The enzymatic synthesis of nucleoside analogues has been shown to be a sustainable and efficient alternative to chemical synthesis routes. In this study, dihalogenated nucleoside analogues were produced by thermostable nucleoside phosphorylases in transglycosylation reactions using uridine or thymidine as sugar donors. Prior to the enzymatic process, ideal maximum product yields were calculated after the determination of equilibrium constants through monitoring the equilibrium conversion in analytical-scale reactions. Equilibrium constants for dihalogenated nucleosides were comparable to known purine nucleosides, ranging between 0.071 and 0.081. To achieve 90% product yield in the enzymatic process, an approximately five-fold excess of sugar donor was needed. Nucleoside analogues were purified by semi-preparative HPLC, and yields of purified product were approximately 50% for all target compounds. To evaluate the impact of halogen atoms in positions 2 and 6 on the antiproliferative activity in leukemic cell lines, the cytotoxic potential of dihalogenated nucleoside analogues was studied in the leukemic cell line HL-60. Interestingly, the inhibition of HL-60 cells with dihalogenated nucleoside analogues was substantially lower than with monohalogenated cladribine, which is known to show high antiproliferative activity. Taken together, we demonstrate that thermodynamic calculations and small-scale experiments can be used to produce nucleoside analogues with high yields and purity on larger scales. The procedure can be used for the generation of new libraries of nucleoside analogues for screening experiments or to replace the chemical synthesis routes of marketed nucleoside drugs by enzymatic processes.

A acyl-removing and protect the 2, 6 - position halogenated purine nucleoside method (by machine translation)

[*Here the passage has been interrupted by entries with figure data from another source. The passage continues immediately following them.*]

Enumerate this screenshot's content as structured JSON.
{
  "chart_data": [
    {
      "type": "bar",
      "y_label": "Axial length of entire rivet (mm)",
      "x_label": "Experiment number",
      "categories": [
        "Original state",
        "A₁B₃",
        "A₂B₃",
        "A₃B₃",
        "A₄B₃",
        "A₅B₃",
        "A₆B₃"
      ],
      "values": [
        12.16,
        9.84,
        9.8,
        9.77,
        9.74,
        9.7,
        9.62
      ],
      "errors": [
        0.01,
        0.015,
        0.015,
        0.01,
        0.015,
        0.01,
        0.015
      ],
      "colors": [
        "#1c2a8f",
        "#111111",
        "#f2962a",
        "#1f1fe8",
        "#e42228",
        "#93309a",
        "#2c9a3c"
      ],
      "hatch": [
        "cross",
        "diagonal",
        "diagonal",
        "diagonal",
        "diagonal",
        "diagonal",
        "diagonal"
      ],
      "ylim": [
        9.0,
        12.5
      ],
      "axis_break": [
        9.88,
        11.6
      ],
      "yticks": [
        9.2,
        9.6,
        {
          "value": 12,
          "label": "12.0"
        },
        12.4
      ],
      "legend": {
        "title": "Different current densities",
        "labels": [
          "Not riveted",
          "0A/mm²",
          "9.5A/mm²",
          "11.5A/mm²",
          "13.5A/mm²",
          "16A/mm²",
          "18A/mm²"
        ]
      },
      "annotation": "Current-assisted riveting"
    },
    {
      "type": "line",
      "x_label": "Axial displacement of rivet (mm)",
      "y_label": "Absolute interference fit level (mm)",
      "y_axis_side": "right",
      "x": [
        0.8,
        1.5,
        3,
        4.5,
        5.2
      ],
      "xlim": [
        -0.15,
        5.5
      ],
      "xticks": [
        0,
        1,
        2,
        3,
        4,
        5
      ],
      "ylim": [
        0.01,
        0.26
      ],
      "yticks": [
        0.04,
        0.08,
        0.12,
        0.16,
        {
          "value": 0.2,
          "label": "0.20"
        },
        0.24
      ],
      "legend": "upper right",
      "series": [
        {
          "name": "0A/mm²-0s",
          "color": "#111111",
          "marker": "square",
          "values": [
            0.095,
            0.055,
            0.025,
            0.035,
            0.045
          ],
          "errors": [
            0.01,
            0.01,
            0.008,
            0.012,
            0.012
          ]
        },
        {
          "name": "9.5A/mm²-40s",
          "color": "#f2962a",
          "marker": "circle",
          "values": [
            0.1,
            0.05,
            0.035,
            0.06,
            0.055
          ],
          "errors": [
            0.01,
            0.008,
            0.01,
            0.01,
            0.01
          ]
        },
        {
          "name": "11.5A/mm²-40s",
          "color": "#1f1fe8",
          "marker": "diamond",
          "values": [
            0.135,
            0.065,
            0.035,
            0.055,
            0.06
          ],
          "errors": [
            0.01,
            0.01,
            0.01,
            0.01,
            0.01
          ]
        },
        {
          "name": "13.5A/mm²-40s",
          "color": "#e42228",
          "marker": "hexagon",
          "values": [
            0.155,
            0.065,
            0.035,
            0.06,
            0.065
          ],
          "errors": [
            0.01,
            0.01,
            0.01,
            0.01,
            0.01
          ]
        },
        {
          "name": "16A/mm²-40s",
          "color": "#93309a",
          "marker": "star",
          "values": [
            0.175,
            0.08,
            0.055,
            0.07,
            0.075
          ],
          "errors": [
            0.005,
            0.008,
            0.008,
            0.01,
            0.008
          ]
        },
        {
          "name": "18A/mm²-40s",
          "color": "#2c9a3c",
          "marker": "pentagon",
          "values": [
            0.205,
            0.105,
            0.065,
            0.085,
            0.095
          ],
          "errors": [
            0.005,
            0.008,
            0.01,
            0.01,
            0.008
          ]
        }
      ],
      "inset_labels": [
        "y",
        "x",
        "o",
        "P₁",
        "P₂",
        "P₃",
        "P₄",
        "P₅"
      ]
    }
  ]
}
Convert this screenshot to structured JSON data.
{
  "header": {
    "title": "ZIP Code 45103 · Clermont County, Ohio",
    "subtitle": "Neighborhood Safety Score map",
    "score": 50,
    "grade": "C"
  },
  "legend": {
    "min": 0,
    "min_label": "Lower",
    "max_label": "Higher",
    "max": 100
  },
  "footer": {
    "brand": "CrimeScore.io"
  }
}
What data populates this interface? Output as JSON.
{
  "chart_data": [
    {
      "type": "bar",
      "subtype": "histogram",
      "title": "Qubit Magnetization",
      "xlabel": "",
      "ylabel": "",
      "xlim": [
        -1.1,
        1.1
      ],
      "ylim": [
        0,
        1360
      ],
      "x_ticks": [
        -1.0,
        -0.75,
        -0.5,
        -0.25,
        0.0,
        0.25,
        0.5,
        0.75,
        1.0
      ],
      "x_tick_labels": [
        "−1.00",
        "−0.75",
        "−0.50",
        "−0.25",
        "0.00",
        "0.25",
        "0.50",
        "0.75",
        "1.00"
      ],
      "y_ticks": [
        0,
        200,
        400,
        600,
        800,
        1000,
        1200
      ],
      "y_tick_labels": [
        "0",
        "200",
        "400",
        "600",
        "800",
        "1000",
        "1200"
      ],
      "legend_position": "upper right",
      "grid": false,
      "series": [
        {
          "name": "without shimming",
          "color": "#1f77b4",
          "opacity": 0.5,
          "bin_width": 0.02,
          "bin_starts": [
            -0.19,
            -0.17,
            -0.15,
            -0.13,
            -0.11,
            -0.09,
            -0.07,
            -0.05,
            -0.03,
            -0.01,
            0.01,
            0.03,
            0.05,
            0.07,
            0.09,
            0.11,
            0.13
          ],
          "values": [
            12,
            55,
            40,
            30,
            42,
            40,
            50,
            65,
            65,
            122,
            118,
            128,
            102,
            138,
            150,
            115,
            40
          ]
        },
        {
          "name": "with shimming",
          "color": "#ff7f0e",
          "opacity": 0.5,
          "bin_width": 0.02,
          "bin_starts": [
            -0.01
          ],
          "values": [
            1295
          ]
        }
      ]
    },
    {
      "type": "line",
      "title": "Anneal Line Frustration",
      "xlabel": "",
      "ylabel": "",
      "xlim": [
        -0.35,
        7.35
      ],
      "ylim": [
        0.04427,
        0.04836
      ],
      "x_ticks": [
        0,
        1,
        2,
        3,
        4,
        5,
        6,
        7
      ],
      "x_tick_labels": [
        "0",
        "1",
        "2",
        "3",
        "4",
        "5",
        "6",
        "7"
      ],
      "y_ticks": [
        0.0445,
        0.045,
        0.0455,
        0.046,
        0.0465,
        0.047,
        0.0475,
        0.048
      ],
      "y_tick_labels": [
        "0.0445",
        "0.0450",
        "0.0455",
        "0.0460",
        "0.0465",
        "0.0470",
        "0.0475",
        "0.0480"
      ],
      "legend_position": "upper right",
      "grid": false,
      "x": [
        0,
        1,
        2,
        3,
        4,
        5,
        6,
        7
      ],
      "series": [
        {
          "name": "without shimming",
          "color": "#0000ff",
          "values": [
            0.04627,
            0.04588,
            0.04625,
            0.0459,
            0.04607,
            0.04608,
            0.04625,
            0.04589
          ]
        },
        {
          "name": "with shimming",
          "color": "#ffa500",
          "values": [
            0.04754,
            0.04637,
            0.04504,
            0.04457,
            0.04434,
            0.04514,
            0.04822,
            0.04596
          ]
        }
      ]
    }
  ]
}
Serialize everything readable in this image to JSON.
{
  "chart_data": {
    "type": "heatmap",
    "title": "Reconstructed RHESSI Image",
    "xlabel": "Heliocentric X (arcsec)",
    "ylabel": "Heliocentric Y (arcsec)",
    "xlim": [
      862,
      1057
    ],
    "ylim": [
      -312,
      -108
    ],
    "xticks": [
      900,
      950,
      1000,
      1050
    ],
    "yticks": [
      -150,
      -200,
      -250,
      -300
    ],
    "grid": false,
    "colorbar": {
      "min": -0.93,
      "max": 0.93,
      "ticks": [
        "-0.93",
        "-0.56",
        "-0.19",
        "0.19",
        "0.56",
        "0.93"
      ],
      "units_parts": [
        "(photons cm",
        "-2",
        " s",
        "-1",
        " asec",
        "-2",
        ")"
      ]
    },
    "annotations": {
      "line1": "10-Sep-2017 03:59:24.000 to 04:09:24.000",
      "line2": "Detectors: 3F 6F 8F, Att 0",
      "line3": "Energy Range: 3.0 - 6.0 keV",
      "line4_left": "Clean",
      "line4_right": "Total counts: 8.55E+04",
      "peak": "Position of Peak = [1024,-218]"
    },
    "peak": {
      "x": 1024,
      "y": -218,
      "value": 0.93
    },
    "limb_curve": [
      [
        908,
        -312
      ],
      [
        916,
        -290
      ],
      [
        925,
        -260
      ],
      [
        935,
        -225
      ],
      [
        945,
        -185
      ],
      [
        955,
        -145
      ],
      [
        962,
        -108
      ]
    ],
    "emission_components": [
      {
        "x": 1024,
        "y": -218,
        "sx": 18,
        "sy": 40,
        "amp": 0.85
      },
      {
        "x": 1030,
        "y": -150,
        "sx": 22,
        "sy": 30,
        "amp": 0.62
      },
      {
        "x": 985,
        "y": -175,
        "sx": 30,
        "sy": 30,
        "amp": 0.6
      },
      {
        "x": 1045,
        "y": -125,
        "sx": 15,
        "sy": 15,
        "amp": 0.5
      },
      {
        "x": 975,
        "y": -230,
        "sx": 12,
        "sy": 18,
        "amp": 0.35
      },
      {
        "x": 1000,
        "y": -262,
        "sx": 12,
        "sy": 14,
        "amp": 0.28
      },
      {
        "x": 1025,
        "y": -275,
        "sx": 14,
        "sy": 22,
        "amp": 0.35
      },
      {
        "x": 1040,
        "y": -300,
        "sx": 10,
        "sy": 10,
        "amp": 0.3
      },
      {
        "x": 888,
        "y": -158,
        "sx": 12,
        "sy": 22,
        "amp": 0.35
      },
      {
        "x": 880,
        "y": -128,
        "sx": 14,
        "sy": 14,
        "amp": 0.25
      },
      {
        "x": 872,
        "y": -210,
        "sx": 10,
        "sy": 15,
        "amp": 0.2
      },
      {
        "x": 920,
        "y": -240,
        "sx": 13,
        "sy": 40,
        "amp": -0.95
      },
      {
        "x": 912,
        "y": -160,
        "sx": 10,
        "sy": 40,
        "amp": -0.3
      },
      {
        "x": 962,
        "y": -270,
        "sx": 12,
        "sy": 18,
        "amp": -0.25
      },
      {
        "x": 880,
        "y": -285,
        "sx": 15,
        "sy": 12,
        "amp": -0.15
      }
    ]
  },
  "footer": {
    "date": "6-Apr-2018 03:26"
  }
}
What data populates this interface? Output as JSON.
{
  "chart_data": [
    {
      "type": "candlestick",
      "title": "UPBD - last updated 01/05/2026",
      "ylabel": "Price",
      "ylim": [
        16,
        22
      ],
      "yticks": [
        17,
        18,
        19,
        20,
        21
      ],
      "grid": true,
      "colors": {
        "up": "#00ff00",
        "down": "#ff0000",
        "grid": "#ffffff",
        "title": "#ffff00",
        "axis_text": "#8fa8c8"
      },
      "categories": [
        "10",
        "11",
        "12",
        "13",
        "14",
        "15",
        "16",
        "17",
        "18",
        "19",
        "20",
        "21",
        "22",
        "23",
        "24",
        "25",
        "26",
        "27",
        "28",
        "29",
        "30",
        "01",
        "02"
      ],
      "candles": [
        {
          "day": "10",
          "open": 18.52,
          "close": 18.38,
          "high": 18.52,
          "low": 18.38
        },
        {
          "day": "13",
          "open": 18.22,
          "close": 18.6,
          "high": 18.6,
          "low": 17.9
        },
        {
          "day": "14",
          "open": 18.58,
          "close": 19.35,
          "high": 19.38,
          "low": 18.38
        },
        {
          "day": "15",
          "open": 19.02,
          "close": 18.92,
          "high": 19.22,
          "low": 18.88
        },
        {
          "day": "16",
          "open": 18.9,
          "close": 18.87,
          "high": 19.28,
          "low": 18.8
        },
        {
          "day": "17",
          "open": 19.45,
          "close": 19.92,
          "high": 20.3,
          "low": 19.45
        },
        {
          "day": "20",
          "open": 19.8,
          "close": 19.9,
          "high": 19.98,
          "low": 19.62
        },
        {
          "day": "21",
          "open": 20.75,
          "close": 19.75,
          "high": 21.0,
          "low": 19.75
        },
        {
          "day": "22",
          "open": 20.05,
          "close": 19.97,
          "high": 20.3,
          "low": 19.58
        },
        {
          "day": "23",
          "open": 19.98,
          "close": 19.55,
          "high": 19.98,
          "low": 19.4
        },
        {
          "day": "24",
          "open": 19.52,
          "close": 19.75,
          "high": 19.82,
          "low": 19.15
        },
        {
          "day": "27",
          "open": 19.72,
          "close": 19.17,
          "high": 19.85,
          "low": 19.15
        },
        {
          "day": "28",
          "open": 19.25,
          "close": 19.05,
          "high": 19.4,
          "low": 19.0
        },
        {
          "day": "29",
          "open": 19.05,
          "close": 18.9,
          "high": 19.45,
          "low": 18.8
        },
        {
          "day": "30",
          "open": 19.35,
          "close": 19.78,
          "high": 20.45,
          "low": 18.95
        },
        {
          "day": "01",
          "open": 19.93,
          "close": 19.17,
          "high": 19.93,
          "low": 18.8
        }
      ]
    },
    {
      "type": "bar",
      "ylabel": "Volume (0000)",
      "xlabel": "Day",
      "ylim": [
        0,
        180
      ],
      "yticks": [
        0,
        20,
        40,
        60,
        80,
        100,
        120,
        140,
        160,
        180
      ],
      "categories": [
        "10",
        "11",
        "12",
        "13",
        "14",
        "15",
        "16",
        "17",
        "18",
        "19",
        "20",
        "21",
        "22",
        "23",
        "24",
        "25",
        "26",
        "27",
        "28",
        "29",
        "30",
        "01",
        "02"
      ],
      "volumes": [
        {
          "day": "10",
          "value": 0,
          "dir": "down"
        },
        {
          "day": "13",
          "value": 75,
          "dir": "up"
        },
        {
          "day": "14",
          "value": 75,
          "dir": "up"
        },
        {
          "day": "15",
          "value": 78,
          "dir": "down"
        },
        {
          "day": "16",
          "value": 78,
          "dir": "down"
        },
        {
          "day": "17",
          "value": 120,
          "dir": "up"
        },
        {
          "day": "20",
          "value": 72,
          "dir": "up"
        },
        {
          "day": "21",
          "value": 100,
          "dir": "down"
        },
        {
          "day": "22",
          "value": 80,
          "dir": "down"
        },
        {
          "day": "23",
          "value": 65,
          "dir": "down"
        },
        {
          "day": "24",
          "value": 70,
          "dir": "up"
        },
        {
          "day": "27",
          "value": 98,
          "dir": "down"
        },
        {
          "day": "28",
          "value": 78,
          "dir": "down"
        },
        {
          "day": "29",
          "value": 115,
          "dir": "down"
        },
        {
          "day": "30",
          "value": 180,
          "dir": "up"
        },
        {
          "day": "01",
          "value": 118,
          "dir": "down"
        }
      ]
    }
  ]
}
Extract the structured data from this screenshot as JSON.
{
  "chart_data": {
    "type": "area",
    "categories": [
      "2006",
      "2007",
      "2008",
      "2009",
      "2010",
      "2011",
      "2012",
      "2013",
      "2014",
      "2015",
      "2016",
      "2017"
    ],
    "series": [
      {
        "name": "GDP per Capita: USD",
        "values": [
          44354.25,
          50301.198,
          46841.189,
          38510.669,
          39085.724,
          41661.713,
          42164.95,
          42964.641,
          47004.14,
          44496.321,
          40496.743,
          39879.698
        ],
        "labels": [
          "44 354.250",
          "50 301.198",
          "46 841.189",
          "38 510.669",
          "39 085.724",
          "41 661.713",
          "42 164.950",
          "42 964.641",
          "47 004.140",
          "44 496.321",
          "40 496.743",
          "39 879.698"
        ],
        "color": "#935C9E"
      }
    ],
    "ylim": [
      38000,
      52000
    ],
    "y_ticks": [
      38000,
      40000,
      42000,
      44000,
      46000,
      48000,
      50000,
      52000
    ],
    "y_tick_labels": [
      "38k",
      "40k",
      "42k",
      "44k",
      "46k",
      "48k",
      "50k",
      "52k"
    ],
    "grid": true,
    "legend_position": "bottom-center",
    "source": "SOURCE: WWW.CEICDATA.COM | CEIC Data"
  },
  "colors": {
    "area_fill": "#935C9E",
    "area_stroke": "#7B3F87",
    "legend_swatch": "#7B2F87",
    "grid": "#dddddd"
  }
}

Invention discloses a deacylated and protect the 2, 6 - position halogenated purine nucleoside. In order to acetyl or benzoyl protection of 2, 6 - position halogenated purine nucleoside as raw materials, using acetyl chloride/alcohol system carries acetyl or benzoyl to obtain 2, 6 - position halogenated purine nucleoside, the method avoids the conventional method liquid ammonia/methanol or hydrochloric acid/methanol system, halogen atoms are amino or alkoxy substituted by-product, after treatment is simple, and high product purity, is suitable for industrial scale production. (by machine translation)

Method for compounding 2,6-dichloropurine nucleoside by using inosine as raw material

The invention discloses a method for compounding 2,6-dichloropurine nucleoside by using inosine as a raw material. The method is characterized by using cheap inosine as the raw material; obtaining 6-chlorine triacetyl purine nucleoside through acetylation

Direct One-Pot Synthesis of Nucleosides from Unprotected or 5-O-Monoprotected d -Ribose

New, improved methods to access nucleosides are of general interest not only to organic chemists but to the greater scientific community as a whole due their key implications in life and disease. Current synthetic methods involve multistep procedures employing protected sugars in the glycosylation of nucleobases. Using modified Mitsunobu conditions, we report on the first direct glycosylation of purine and pyrimidine nucleobases with unprotected d-ribose to provide β-pyranosyl nucleosides and a one-pot strategy to yield β-furanosides from the heterocycle and 5-O-monoprotected d-ribose.

Anti-HCV nucleoside derivatives

The present invention comprises novel and known purine and pyrimidine nucleoside derivatives which have been discovered to be active against hepatitis C virus (HCV). The use of these derivatives for the treatment of HCV infection is claimed as are the novel nucleoside derivatives disclosed herein.